Tags: Europe | China | capitalism | statism

Let Humpty Dumpty Fall!

By Gary Jakacky   |   Wednesday, 27 Mar 2013 07:50 AM

The Berlin Wall fell in 1989. The entire constellation of communist fascism collapsed two years later in 1991, when the Soviet Union fell, the final domino in a "discredited theory" (to liberals) that proved so startlingly accurate and swift, even its greatest proponent, President Dwight Eisenhower, would have been stunned.

The Dow Jones Industrials in 1989? 2,250. The Standard & Poor’s 500 in 1991? 300.

Why are we told we should be fearful when pint-sized bully republics (I use that term loosely) like Cyprus or Greece fall victim to the consequences of their own statist stupidity? Why do we tremble when analysts suggest China's economy might collapse? For Pete's sake, Russia had Potemkin villages. The Chinese have Potemkin megalopolises! (Megalopolii?) To make it worse, these empty cities built to house millions are connected by bullet trains that carry no passengers. Meanwhile, Chinese bureaucrats and their fawning Western admirers coo over arrival times.

How is this incredible misappropriation of wealth and initiative beneficial? Or its demise harmful? The same statisticians and spokesmen who worry about internal rivalries in China are the ones who bemoan products made from that country adorning the shelves of American retailers and shopping centers. Only the traditional compliant mainstream media would allow such a crass double-sided viewpoint.

Don't be distracted by a few disgruntled rioters and depositors who dominate the screens of the news outlets. In the long run, this is all part of the prolonged victory of capitalism and markets over statism and central planning.

Here in America with our mobility of capital and labor, such transitions occur swiftly. In fact, they occur before the serious problems caused by misallocated capital can really develop into major social unrest. People and money just pick up and leave: Detroit rots, deservedly; and Houston booms, deservedly.

In other regions where the process is slowed by a nanny state, obsessed with their own importance and hell bent on preserving itself, it does take longer for old industries to fade away and new ones to emerge.
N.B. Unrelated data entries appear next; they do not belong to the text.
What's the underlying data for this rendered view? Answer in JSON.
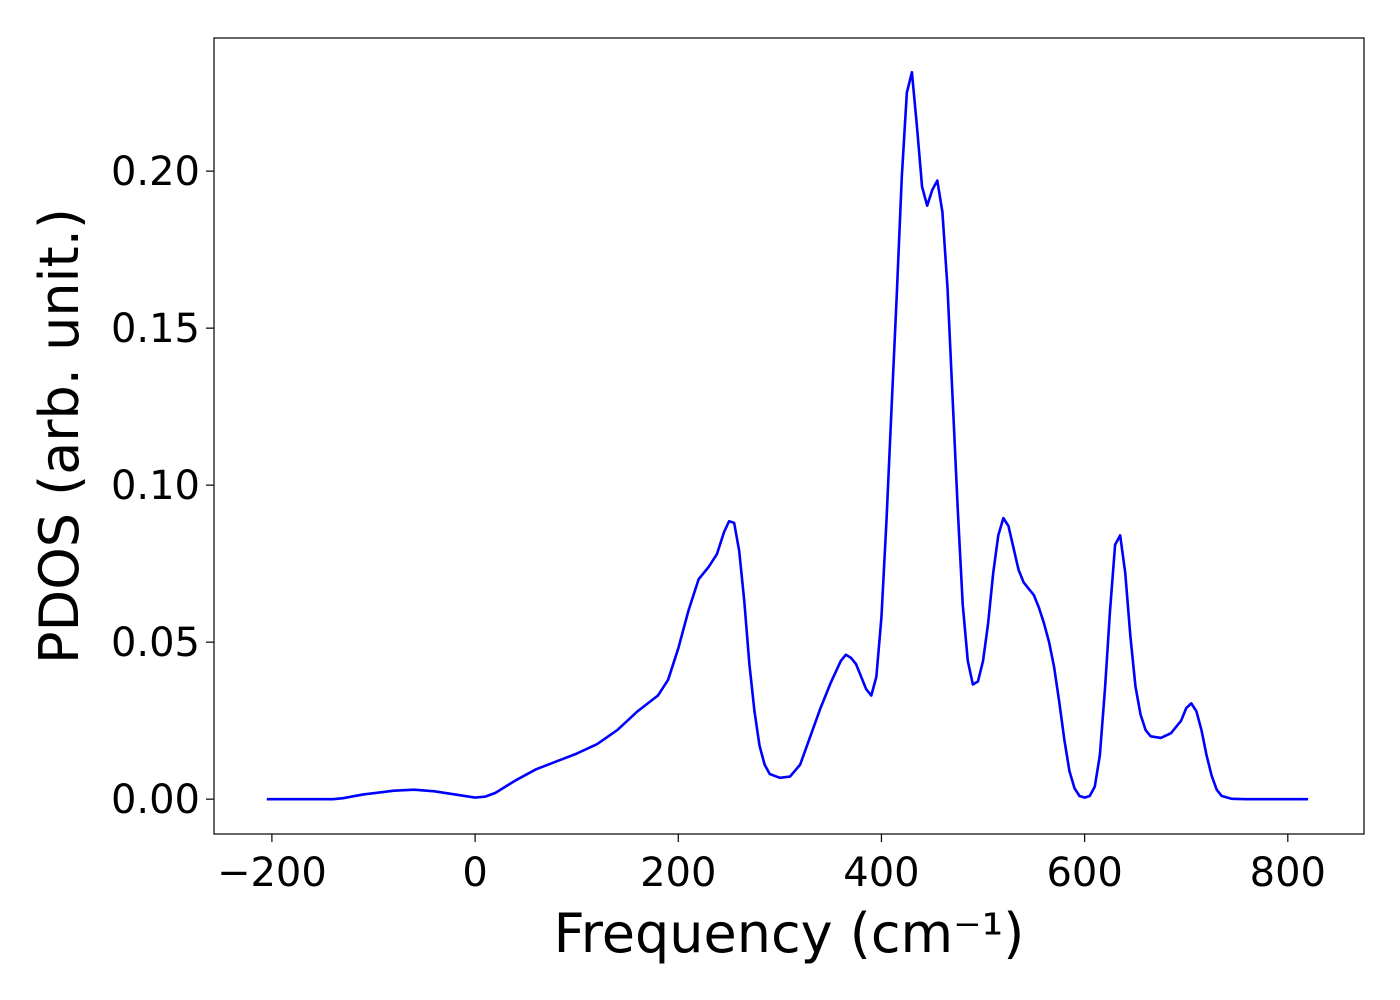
{
  "chart_data": {
    "type": "line",
    "xlabel": "Frequency (cm⁻¹)",
    "ylabel": "PDOS (arb. unit.)",
    "color": "#0000ff",
    "x": [
      -205,
      -140,
      -130,
      -110,
      -80,
      -60,
      -40,
      -20,
      0,
      10,
      20,
      40,
      60,
      80,
      100,
      120,
      140,
      160,
      180,
      190,
      200,
      210,
      220,
      230,
      238,
      245,
      250,
      255,
      260,
      265,
      270,
      275,
      280,
      285,
      290,
      300,
      310,
      320,
      330,
      340,
      350,
      360,
      365,
      370,
      375,
      380,
      385,
      390,
      395,
      400,
      405,
      410,
      415,
      420,
      425,
      430,
      435,
      440,
      445,
      450,
      455,
      460,
      465,
      470,
      475,
      480,
      485,
      490,
      495,
      500,
      505,
      510,
      515,
      520,
      525,
      530,
      535,
      540,
      545,
      550,
      555,
      560,
      565,
      570,
      575,
      580,
      585,
      590,
      595,
      600,
      605,
      610,
      615,
      620,
      625,
      630,
      635,
      640,
      645,
      650,
      655,
      660,
      665,
      675,
      685,
      695,
      700,
      705,
      710,
      715,
      720,
      725,
      730,
      735,
      745,
      760,
      820
    ],
    "values": [
      0,
      0,
      0.0003,
      0.0015,
      0.0027,
      0.003,
      0.0025,
      0.0015,
      0.0005,
      0.0008,
      0.002,
      0.006,
      0.0095,
      0.012,
      0.0145,
      0.0175,
      0.022,
      0.028,
      0.033,
      0.038,
      0.048,
      0.06,
      0.07,
      0.074,
      0.078,
      0.085,
      0.0885,
      0.088,
      0.079,
      0.063,
      0.043,
      0.028,
      0.017,
      0.011,
      0.008,
      0.0068,
      0.0072,
      0.011,
      0.02,
      0.029,
      0.037,
      0.044,
      0.046,
      0.045,
      0.043,
      0.039,
      0.035,
      0.033,
      0.039,
      0.058,
      0.089,
      0.125,
      0.16,
      0.198,
      0.225,
      0.2315,
      0.214,
      0.195,
      0.189,
      0.194,
      0.197,
      0.187,
      0.163,
      0.128,
      0.093,
      0.062,
      0.044,
      0.0365,
      0.0375,
      0.044,
      0.056,
      0.072,
      0.084,
      0.0895,
      0.087,
      0.08,
      0.073,
      0.069,
      0.067,
      0.065,
      0.061,
      0.056,
      0.05,
      0.042,
      0.031,
      0.019,
      0.009,
      0.0035,
      0.001,
      0.0005,
      0.001,
      0.004,
      0.014,
      0.035,
      0.06,
      0.081,
      0.084,
      0.072,
      0.052,
      0.036,
      0.027,
      0.022,
      0.02,
      0.0195,
      0.021,
      0.025,
      0.029,
      0.0305,
      0.028,
      0.022,
      0.014,
      0.0075,
      0.003,
      0.001,
      0.0001,
      0,
      0
    ],
    "xlim": [
      -257,
      875
    ],
    "xticks": [
      {
        "value": -200,
        "label": "−200"
      },
      0,
      200,
      400,
      600,
      800
    ],
    "ylim": [
      -0.0111,
      0.2424
    ],
    "yticks": [
      {
        "value": 0,
        "label": "0.00"
      },
      {
        "value": 0.05,
        "label": "0.05"
      },
      {
        "value": 0.1,
        "label": "0.10"
      },
      {
        "value": 0.15,
        "label": "0.15"
      },
      {
        "value": 0.2,
        "label": "0.20"
      }
    ],
    "grid": false
  }
}
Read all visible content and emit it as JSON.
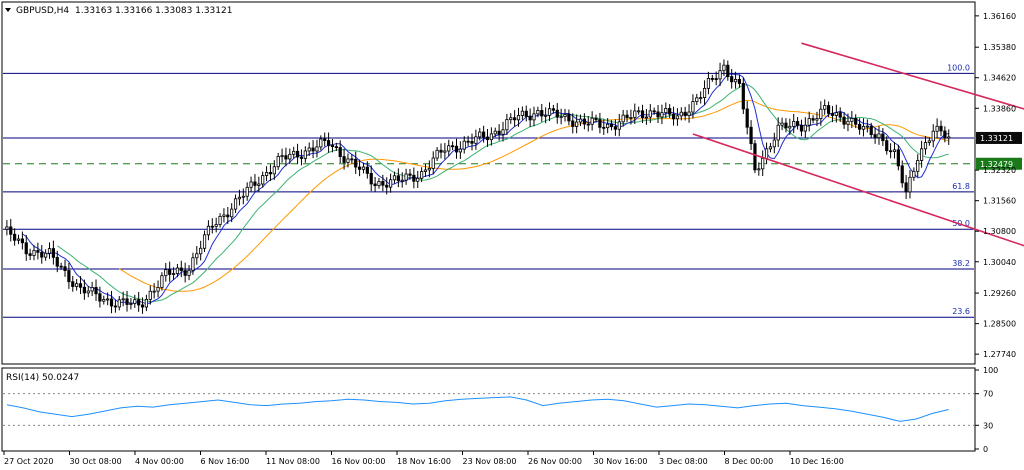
{
  "chart_data": [
    {
      "type": "candlestick",
      "symbol_label": "GBPUSD,H4",
      "ohlc_label": "1.33163 1.33166 1.33083 1.33121",
      "y_ticks": [
        "1.36160",
        "1.35380",
        "1.34620",
        "1.33860",
        "1.33121",
        "1.32479",
        "1.32320",
        "1.31560",
        "1.30800",
        "1.30040",
        "1.29260",
        "1.28500",
        "1.27740"
      ],
      "y_tick_values": [
        1.3616,
        1.3538,
        1.3462,
        1.3386,
        1.33121,
        1.32479,
        1.3232,
        1.3156,
        1.308,
        1.3004,
        1.2926,
        1.285,
        1.2774
      ],
      "current_price": "1.33121",
      "current_price_value": 1.33121,
      "reference_level": "1.32479",
      "reference_level_value": 1.32479,
      "ylim": [
        1.2752,
        1.3648
      ],
      "x_ticks": [
        "27 Oct 2020",
        "30 Oct 08:00",
        "4 Nov 00:00",
        "6 Nov 16:00",
        "11 Nov 08:00",
        "16 Nov 00:00",
        "18 Nov 16:00",
        "23 Nov 08:00",
        "26 Nov 00:00",
        "30 Nov 16:00",
        "3 Dec 08:00",
        "8 Dec 00:00",
        "10 Dec 16:00"
      ],
      "fibonacci_levels": [
        {
          "label": "100.0",
          "price": 1.3473
        },
        {
          "label": "61.8",
          "price": 1.3178
        },
        {
          "label": "50.0",
          "price": 1.3085
        },
        {
          "label": "38.2",
          "price": 1.2986
        },
        {
          "label": "23.6",
          "price": 1.2866
        }
      ],
      "support_level": 1.3322,
      "price_path": [
        [
          0,
          1.3085
        ],
        [
          6,
          1.3035
        ],
        [
          12,
          1.302
        ],
        [
          20,
          1.2935
        ],
        [
          28,
          1.2905
        ],
        [
          35,
          1.2895
        ],
        [
          42,
          1.297
        ],
        [
          48,
          1.299
        ],
        [
          54,
          1.3095
        ],
        [
          60,
          1.315
        ],
        [
          66,
          1.321
        ],
        [
          72,
          1.326
        ],
        [
          78,
          1.328
        ],
        [
          84,
          1.33
        ],
        [
          90,
          1.325
        ],
        [
          96,
          1.32
        ],
        [
          102,
          1.3205
        ],
        [
          108,
          1.3225
        ],
        [
          114,
          1.3285
        ],
        [
          120,
          1.33
        ],
        [
          126,
          1.3322
        ],
        [
          132,
          1.336
        ],
        [
          138,
          1.3378
        ],
        [
          144,
          1.3365
        ],
        [
          150,
          1.335
        ],
        [
          156,
          1.3342
        ],
        [
          162,
          1.3365
        ],
        [
          168,
          1.338
        ],
        [
          174,
          1.336
        ],
        [
          180,
          1.342
        ],
        [
          186,
          1.349
        ],
        [
          190,
          1.344
        ],
        [
          194,
          1.323
        ],
        [
          200,
          1.3335
        ],
        [
          206,
          1.3345
        ],
        [
          212,
          1.3378
        ],
        [
          218,
          1.336
        ],
        [
          222,
          1.333
        ],
        [
          226,
          1.332
        ],
        [
          230,
          1.327
        ],
        [
          233,
          1.317
        ],
        [
          236,
          1.327
        ],
        [
          240,
          1.333
        ],
        [
          244,
          1.3312
        ]
      ],
      "channel_upper": [
        [
          206,
          1.3548
        ],
        [
          300,
          1.328
        ]
      ],
      "channel_lower": [
        [
          178,
          1.3322
        ],
        [
          300,
          1.2925
        ]
      ]
    },
    {
      "type": "line",
      "title": "RSI(14) 50.0247",
      "ylim": [
        0,
        100
      ],
      "y_ticks": [
        "100",
        "70",
        "30",
        "0"
      ],
      "y_tick_values": [
        100,
        70,
        30,
        0
      ],
      "levels": [
        70,
        30
      ],
      "values": [
        56,
        52,
        47,
        44,
        41,
        44,
        48,
        52,
        54,
        53,
        56,
        58,
        60,
        62,
        59,
        56,
        55,
        57,
        58,
        60,
        61,
        63,
        62,
        60,
        59,
        57,
        58,
        61,
        63,
        64,
        65,
        66,
        62,
        55,
        58,
        60,
        62,
        63,
        61,
        57,
        53,
        55,
        57,
        56,
        54,
        52,
        55,
        57,
        58,
        55,
        53,
        51,
        48,
        44,
        40,
        35,
        38,
        45,
        50
      ]
    }
  ]
}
Yet it is occurring. Look at the Indian cities of Mysore and Bangalore — high-technology centers that can easily hold a candle to Seattle or Boston as a locus of initiative and entrepreneurship.

Don't think for a moment that such a worldwide paradigm shift can be stymied by a few third-world bureaucrats who make it harder to use an ATM. As if this is the first time capital has been seized by government forces for budgetary or political reasons.

Oil companies have lost fields and refineries. Pharmaceuticals have lost patents and markets. On and on. In fact, that is exactly what these companies have done — moved on, leaving bureaucrats in the dust as their illegally obtained farms and factories deteriorate and rot.

Back in the late 1960s, college students discovered anti-war demonstrations as a rite of spring. In the last few years Europhobia has enthralled markets from the equinox to late August. The latter shall pass as surely as the former did, once the draft was repealed.

Cries of "wolf, wolf!" need no longer spook investors.

Instead, take some advice from Glinda in The Wizard of Oz. Close your eyes, click your heels together three times, and say, "No one cares about Europe! No one cares about Europe! No one cares about Europe."

Then wake and find the value of your portfolio up 55 percent, which is the gain in the S&P 500 since prices swooned in 2010 from the first scares from economists in Brussels.